A recent interesting paper, “Fortify the Shortest Stave in Attention: Enhancing Context Awareness of Large Language Models for Effective Tool Use,” found that averaging the outputs of the same model with different bases can enhance overall performance. This suggests that different bases have different strengths and shouldn’t be decreased solely for extrapolation.
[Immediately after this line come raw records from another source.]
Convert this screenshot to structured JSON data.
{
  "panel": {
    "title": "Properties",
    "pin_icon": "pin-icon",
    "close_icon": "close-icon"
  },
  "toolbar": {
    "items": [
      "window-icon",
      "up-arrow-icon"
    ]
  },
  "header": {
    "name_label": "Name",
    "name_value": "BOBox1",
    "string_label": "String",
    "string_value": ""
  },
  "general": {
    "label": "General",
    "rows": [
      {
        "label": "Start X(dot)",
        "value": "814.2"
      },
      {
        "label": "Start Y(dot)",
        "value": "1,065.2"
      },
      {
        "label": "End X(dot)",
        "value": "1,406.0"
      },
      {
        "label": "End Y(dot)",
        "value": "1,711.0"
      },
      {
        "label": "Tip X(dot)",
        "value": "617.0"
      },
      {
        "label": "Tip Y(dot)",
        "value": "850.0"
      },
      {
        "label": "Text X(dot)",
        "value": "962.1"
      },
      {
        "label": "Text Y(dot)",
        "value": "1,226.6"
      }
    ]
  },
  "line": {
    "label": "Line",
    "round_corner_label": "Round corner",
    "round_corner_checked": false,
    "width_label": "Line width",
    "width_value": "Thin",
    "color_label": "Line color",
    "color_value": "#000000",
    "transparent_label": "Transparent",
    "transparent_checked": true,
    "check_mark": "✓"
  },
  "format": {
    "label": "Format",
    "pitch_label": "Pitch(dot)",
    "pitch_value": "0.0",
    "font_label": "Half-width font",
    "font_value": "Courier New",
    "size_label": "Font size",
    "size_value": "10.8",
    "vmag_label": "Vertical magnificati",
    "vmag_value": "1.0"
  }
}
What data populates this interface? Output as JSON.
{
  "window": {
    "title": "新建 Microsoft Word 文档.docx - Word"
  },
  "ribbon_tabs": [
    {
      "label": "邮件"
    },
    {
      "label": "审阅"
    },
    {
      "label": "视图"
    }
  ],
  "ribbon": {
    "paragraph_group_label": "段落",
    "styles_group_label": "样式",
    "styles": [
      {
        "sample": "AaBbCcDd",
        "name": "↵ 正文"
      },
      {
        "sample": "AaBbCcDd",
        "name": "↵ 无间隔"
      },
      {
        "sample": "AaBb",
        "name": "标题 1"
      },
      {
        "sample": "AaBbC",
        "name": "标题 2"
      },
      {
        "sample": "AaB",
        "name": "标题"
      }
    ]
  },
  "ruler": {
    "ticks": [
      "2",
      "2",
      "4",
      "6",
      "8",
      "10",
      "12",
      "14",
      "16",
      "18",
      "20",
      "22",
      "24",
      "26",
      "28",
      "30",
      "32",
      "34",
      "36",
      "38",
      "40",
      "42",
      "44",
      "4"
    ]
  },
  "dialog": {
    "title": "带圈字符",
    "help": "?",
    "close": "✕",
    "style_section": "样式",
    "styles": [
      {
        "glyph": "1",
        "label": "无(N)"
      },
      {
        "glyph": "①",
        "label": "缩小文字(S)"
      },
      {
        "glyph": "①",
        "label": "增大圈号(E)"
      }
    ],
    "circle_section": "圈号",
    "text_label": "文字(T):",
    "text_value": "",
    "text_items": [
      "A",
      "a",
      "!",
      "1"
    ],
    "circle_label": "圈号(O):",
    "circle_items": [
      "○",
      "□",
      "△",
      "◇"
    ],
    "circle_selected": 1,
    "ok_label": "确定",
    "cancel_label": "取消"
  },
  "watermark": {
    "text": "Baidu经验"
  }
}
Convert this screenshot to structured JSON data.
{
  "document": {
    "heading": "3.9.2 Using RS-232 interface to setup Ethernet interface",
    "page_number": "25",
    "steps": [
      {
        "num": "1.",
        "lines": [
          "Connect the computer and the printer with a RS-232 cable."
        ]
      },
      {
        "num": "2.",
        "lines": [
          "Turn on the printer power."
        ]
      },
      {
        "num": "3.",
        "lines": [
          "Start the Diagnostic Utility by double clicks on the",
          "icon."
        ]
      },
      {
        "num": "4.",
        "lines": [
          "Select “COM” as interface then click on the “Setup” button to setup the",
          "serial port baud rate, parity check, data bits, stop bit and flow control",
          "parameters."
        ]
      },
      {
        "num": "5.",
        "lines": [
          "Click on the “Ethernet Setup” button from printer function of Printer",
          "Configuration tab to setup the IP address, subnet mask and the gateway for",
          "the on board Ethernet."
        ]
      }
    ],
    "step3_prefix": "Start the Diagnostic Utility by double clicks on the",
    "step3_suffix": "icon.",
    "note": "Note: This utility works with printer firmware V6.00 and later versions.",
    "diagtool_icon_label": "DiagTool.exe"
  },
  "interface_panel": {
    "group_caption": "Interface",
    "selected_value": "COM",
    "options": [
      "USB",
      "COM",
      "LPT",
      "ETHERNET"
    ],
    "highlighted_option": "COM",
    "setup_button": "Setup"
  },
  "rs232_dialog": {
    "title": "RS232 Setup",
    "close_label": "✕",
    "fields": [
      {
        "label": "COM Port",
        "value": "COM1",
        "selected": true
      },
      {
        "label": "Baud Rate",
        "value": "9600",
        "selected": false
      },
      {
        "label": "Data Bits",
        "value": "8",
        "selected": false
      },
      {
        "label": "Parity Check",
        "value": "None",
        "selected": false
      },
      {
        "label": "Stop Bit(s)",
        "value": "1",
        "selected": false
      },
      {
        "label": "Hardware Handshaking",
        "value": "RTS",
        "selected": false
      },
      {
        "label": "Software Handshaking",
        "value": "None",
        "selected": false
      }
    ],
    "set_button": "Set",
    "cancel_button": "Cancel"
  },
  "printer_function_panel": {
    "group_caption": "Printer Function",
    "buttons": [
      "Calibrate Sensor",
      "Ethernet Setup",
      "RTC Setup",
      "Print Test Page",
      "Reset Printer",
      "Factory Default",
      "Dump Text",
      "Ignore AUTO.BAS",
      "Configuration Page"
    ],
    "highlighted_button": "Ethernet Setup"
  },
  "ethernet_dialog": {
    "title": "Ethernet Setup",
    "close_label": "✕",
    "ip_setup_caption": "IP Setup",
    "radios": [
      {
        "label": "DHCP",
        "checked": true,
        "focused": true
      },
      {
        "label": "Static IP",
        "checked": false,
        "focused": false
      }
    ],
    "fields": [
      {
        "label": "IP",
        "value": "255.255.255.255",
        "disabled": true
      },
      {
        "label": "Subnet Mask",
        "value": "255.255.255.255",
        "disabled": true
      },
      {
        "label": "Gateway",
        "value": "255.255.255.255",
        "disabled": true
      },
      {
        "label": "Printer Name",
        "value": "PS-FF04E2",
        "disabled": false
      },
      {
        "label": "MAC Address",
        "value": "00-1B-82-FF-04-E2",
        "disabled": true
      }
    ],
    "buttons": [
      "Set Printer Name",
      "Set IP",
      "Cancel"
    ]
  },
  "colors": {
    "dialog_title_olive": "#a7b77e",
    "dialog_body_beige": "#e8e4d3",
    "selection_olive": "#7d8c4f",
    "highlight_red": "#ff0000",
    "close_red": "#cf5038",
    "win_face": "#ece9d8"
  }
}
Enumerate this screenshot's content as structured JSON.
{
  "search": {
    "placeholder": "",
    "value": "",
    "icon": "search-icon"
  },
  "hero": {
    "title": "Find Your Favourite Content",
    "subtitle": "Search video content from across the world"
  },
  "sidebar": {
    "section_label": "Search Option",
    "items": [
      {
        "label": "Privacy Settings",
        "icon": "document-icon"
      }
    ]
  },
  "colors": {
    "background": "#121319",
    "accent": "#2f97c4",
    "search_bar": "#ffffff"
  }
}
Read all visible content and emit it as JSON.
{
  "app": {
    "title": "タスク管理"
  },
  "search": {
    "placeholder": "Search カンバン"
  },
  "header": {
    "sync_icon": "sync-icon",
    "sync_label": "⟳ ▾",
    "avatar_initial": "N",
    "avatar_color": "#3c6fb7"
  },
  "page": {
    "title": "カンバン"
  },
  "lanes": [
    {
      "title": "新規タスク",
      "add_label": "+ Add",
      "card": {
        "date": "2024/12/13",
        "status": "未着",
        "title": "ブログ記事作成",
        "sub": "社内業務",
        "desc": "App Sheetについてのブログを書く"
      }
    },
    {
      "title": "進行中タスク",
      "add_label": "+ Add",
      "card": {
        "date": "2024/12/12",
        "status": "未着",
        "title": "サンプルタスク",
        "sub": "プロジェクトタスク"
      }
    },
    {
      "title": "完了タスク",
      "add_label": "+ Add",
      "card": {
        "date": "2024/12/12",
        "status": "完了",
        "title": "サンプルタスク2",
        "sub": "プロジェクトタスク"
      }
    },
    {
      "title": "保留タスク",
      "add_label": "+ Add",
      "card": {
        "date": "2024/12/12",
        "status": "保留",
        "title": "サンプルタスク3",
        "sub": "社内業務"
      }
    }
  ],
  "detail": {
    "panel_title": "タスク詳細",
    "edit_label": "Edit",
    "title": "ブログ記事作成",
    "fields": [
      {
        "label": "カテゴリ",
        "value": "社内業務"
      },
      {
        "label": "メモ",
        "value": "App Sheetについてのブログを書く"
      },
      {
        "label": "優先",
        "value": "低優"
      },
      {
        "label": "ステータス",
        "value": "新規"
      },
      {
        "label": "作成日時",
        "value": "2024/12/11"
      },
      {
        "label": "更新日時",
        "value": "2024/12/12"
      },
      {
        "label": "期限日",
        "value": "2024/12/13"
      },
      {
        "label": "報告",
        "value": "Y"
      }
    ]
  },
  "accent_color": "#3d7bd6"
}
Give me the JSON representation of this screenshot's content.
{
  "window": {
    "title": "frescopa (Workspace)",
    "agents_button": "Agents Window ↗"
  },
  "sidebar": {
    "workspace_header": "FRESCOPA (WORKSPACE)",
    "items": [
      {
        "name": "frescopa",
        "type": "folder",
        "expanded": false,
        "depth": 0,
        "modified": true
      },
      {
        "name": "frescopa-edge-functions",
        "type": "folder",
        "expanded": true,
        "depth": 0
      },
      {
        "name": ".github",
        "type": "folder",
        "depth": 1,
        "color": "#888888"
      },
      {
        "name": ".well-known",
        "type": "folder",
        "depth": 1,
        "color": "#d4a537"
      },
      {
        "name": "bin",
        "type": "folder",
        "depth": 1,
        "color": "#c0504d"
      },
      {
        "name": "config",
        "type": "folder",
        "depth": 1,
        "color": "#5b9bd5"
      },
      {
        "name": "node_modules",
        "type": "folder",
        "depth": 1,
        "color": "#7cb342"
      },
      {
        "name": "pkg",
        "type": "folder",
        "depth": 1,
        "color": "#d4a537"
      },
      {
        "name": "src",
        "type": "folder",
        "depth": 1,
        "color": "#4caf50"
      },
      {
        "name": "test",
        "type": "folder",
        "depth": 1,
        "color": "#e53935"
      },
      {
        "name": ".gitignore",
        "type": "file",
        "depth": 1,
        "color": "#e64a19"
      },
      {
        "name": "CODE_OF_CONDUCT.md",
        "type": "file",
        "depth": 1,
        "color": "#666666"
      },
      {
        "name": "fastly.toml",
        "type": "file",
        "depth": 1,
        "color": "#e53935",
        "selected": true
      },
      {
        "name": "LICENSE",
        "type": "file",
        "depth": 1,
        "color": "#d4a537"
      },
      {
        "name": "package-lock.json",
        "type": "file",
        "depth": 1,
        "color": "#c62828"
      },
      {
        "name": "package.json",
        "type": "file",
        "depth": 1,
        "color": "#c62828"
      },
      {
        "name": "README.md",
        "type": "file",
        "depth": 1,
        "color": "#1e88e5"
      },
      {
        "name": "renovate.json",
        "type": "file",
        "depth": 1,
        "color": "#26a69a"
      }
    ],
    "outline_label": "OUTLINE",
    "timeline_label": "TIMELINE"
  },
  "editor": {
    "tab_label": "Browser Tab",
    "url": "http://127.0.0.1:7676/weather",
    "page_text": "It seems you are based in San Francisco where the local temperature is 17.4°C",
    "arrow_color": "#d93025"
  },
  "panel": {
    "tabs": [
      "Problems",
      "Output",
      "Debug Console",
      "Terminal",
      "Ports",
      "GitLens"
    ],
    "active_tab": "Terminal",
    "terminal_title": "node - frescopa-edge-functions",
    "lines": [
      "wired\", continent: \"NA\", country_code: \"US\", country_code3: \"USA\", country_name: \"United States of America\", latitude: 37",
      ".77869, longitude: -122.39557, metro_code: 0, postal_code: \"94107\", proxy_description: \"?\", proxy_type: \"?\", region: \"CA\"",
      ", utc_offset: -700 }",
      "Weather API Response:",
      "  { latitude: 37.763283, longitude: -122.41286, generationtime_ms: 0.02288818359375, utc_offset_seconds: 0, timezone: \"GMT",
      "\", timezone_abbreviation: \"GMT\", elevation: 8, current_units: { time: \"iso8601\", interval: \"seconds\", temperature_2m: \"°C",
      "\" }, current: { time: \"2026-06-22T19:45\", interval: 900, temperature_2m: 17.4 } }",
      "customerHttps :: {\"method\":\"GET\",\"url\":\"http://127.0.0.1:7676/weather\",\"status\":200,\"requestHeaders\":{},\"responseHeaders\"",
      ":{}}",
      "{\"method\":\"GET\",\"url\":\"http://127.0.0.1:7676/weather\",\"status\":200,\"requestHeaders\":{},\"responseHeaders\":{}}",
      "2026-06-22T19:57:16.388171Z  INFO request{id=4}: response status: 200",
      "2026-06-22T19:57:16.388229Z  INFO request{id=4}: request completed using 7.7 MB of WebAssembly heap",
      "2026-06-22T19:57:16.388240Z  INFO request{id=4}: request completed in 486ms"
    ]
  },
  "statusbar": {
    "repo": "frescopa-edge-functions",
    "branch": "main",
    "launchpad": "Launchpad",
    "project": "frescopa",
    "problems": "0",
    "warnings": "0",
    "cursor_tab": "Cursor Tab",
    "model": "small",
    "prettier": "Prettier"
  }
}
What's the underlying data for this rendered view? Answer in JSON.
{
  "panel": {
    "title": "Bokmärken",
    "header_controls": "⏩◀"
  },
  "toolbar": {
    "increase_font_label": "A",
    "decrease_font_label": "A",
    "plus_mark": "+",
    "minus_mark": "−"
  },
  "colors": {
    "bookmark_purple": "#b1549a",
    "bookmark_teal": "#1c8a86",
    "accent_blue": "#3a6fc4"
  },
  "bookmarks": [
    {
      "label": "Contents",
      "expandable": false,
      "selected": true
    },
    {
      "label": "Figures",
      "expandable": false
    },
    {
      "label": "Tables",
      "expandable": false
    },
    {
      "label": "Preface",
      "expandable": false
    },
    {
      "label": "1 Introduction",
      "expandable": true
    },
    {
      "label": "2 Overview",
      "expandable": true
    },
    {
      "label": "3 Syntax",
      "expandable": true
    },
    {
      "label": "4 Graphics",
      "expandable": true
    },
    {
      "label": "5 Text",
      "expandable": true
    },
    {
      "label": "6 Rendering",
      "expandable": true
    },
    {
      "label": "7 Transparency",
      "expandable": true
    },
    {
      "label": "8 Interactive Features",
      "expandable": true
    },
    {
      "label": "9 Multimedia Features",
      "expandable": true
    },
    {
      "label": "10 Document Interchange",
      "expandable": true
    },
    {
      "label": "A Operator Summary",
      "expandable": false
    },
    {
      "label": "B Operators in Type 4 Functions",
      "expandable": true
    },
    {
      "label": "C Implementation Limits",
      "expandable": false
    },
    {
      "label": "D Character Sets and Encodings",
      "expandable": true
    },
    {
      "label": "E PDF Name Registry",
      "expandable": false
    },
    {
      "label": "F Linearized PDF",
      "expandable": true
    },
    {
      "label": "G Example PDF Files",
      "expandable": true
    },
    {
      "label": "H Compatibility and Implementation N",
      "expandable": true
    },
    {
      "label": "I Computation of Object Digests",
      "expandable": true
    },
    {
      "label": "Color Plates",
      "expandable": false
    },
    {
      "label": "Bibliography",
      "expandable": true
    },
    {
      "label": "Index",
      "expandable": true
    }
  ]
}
Overall, while length extrapolation technology has made great strides, it remains a mysterious subject. For example, switching RoPE to ReRoPE during inference shows some extrapolation effect, so would switching to ReRoPE during pre-training yield even better results? On the contrary, I conducted experiments switching to ReRoPE during training, and the resulting model had zero extrapolation capability. This likely relates to the Key Norm analysis: using ReRoPE during training reduces the diversity of angles between \boldsymbol{q}_n and \boldsymbol{k}_m, making the training of \cos(\boldsymbol{q}_n,\boldsymbol{k}_m) less thorough, thereby reducing extrapolation capability. Many extrapolation techniques might also be tied to the architecture. Some early position encodings claimed to have extrapolation capabilities (ALiBi, KERPLE, XPOS, etc.) were tested on Multi-Head Attention + Pre Norm. In my tests with Single-Head GAU + Post Norm, I never found them to have extrapolation capabilities. This suggests that our analysis of length extrapolation might still be missing the architecture-related piece of the puzzle.

Summary

In this article, I have combined my learning experiences to review the progress in length extrapolation over the past year. I have briefly introduced the characteristics and underlying ideas of relevant methods and attempted to connect them. I hope this article helps everyone gain a deeper and more systematic understanding of the subject of length extrapolation. If there are any errors or omissions, please feel free to point them out.